If life seems to be messy, writing helps to clear the skies and establish order. In other words, when your mind is overwhelmed, it is better to release these stresses onto paper to lift them from your mind and your heart.
2. Journaling helps to organize your day.
I swear by written to-do lists. I am always writing my commitments down as they come. When I complete them, it feels so rewarding to physically check-mark boxes and cross things off. Written lists are also beneficial because they help to visualize the amount of work you have. On a bad day, it always seems like there is more work to do. Instead of having these clouds of commitments floating through your head, try writing things down! You might realize that you have much more time than you previously thought.

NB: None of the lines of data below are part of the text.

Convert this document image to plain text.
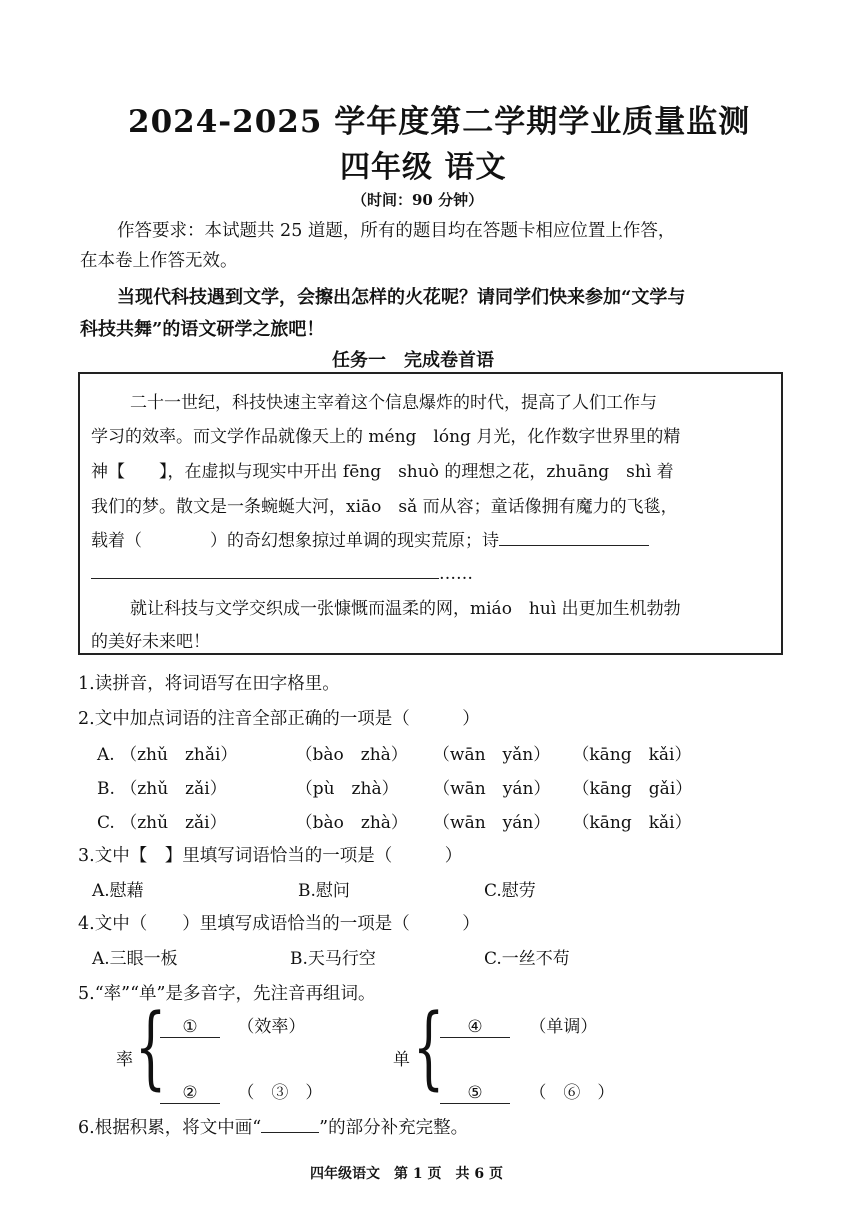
2024-2025 学年度第二学期学业质量监测
四年级 语文
（时间：90 分钟）
作答要求：本试题共 25 道题，所有的题目均在答题卡相应位置上作答，
在本卷上作答无效。
当现代科技遇到文学，会擦出怎样的火花呢？请同学们快来参加“文学与
科技共舞”的语文研学之旅吧！
任务一　完成卷首语
二十一世纪，科技快速主宰着这个信息爆炸的时代，提高了人们工作与
学习的效率。而文学作品就像天上的 méng　lóng 月光，化作数字世界里的精
神【　　】，在虚拟与现实中开出 fēng　shuò 的理想之花，zhuāng　shì 着
我们的梦。散文是一条蜿蜒大河，xiāo　sǎ 而从容；童话像拥有魔力的飞毯，
载着（　　　　）的奇幻想象掠过单调的现实荒原；诗
……
就让科技与文学交织成一张慷慨而温柔的网，miáo　huì 出更加生机勃勃
的美好未来吧！
1.读拼音，将词语写在田字格里。
2.文中加点词语的注音全部正确的一项是（　　　）
A. （zhǔ　zhǎi）	（bào　zhà） （wān　yǎn） （kāng　kǎi）
B. （zhǔ　zǎi）	（pù　zhà） （wān　yán） （kāng　gǎi）
C. （zhǔ　zǎi）	（bào　zhà） （wān　yán） （kāng　kǎi）
3.文中【　】里填写词语恰当的一项是（　　　）
A.慰藉	B.慰问	C.慰劳
4.文中（　　）里填写成语恰当的一项是（　　　）
A.三眼一板	B.天马行空	C.一丝不苟
5.“率”“单”是多音字，先注音再组词。
率 { ① （效率）
② （　③　）
单 {	④	（单调）
⑤	（　⑥　）
6.根据积累，将文中画“	”的部分补充完整。
四年级语文　第 1 页　共 6 页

3. Journals are a safe place.
Journals are a safe place to keep your deepest secrets. At a young age, diaries hidden under pillows were not uncommon. As life goes on, old notebooks are stuffed in boxes or placed on bookshelves. Even so, there is no age limit for having a journal. Anyone can confess their fears, doubts, and worries to their journal without the chance of punishment or judgement.
4. You can channel your artistic side.
Journals are happy to have their pages filled by anything: poems, drawings, and even notes from that healthcare seminar you attended on campus. The best part is your journal will not judge you for coloring outside the lines and will not laugh if your drawings are not good enough to be hung in a gallery.
You can draw borders around lists or flowers in the margin, but you do not have to! The internet is filled with images of "artsy" journals, but that does not exclude the world's non-artists from the fun. Having a plain, black and white journal is just as lovely.
5. Keeping a journal is good for your mental health.
A part of managing mental health is finding a healthy outlet to express thoughts and emotions. Journals might not work for everyone; however, journals might act as a tool for coping with depression, relieving stress, and managing anxiety.
6. Years from now, you can look back and remember.
Unlike a history textbook, your journal becomes your own personal account of what is going on in the world around you. In the future, you can look back at all of the things that made you happy, reflect on your proudest achievements, and remind yourself of the memories that shaped you into the person you are.